Jimmie Ireland
- Born: James Cecil Hardin Ireland 10 December 1903 Glasgow, Scotland
- Died: 25 October 1998 (aged 94) Polmont, Scotland

Rugby union career
- Position: Hooker

Amateur team(s)
- Years: Team / Apps / (Points)
- Glasgow HSFP

Provincial / State sides
- Years: Team / Apps / (Points)
- 1924: Glasgow District

International career
- Years: Team / Apps / (Points)
- Scotland U16
- 1925-27: Scotland / 11 / (0)
- 1936: Barbarians

Refereeing career
- Years: Competition /  / Apps
- 1938-39: Home Nations /  / 5

64th President of the Scottish Rugby Union
- In office 1950–1951
- Preceded by: Hamish Shaw
- Succeeded by: Dan Drysdale

= Jimmie Ireland =

Scotland international rugby union player & referee

Jimmie Ireland (10 December 1903 - 25 October 1998) was a Scotland international rugby union player. He became the 64th President of the Scottish Rugby Union.

==Rugby Union career==

===Amateur career===

Ireland was born in Sauchiehall Street and went to Garnethill Primary. He then attended Glasgow High School.
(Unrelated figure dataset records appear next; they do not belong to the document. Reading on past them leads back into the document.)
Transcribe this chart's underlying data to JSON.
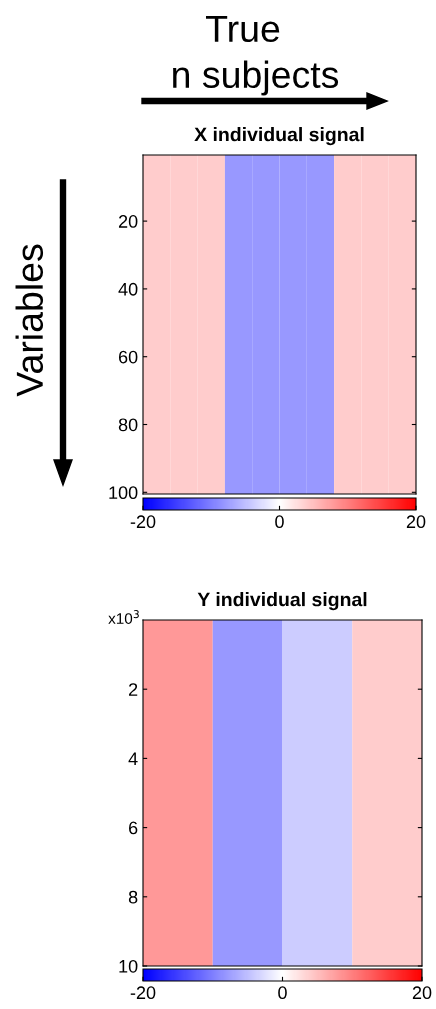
{
  "chart_data": [
    {
      "type": "heatmap",
      "title": "X individual signal",
      "annotations": [
        "True",
        "n subjects",
        "Variables"
      ],
      "categories": [
        null,
        null,
        null,
        null,
        null,
        null,
        null,
        null,
        null,
        null
      ],
      "cells": [
        [
          4,
          4,
          4,
          -8,
          -8,
          -8,
          -8,
          4,
          4,
          4
        ]
      ],
      "ylim": [
        100.5,
        0.5
      ],
      "yticks": [
        20,
        40,
        60,
        80,
        100
      ],
      "clim": [
        -20,
        20
      ],
      "cticks": [
        -20,
        0,
        20
      ]
    },
    {
      "type": "heatmap",
      "title": "Y individual signal",
      "annotations": [
        "x10$^{3}$"
      ],
      "categories": [
        null,
        null,
        null,
        null
      ],
      "cells": [
        [
          8,
          -8,
          -4,
          4
        ]
      ],
      "ylim": [
        10,
        0
      ],
      "yticks": [
        2,
        4,
        6,
        8,
        10
      ],
      "clim": [
        -20,
        20
      ],
      "cticks": [
        -20,
        0,
        20
      ]
    }
  ]
}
He played for Glasgow HSFP.

The Jimmie Ireland stand at the Glasgow club was opened in 2000.

===Provincial career===

He played for Glasgow District in the 1924 inter-city match.

===International career===

He was capped at the age of 14 for Scotland Schools.

He received ten caps for Scotland from 1925 to 1927.

He was the last surviving member of Scotland's first Grand Slam side of 1925. In 1996, he opened a block of hospitality suites at Murrayfield Stadium each one bearing a name of that famous XV.

He swapped jerseys with Sam Tucker, the England hooker, after Scotland had beaten England at Twickenham in 1926. He was given a bill by the SRU for the loss of the Scotland jersey of 12 shillings and 6 pence.

===Referee career===

He was an international referee. He refereed 5 Home Nations Championship matches between 1938 and 1939.

===Administrative career===

He became President of Glasgow HSFP.

He was a Chairman of the International Rugby Board. As Chairman, in 1949, he saw that Australia, South Africa and New Zealand were admitted as full members for the first time.

He was President of the Scottish Rugby Union for the period 1950 to 1951.

==Outside of rugby==

Ireland was an accountant. An anecdote he often told at rugby dinners was the time he asked his boss for Saturday morning off as he was playing for Scotland at Murrayfield. His boss replied: 'What? The whole morning?'.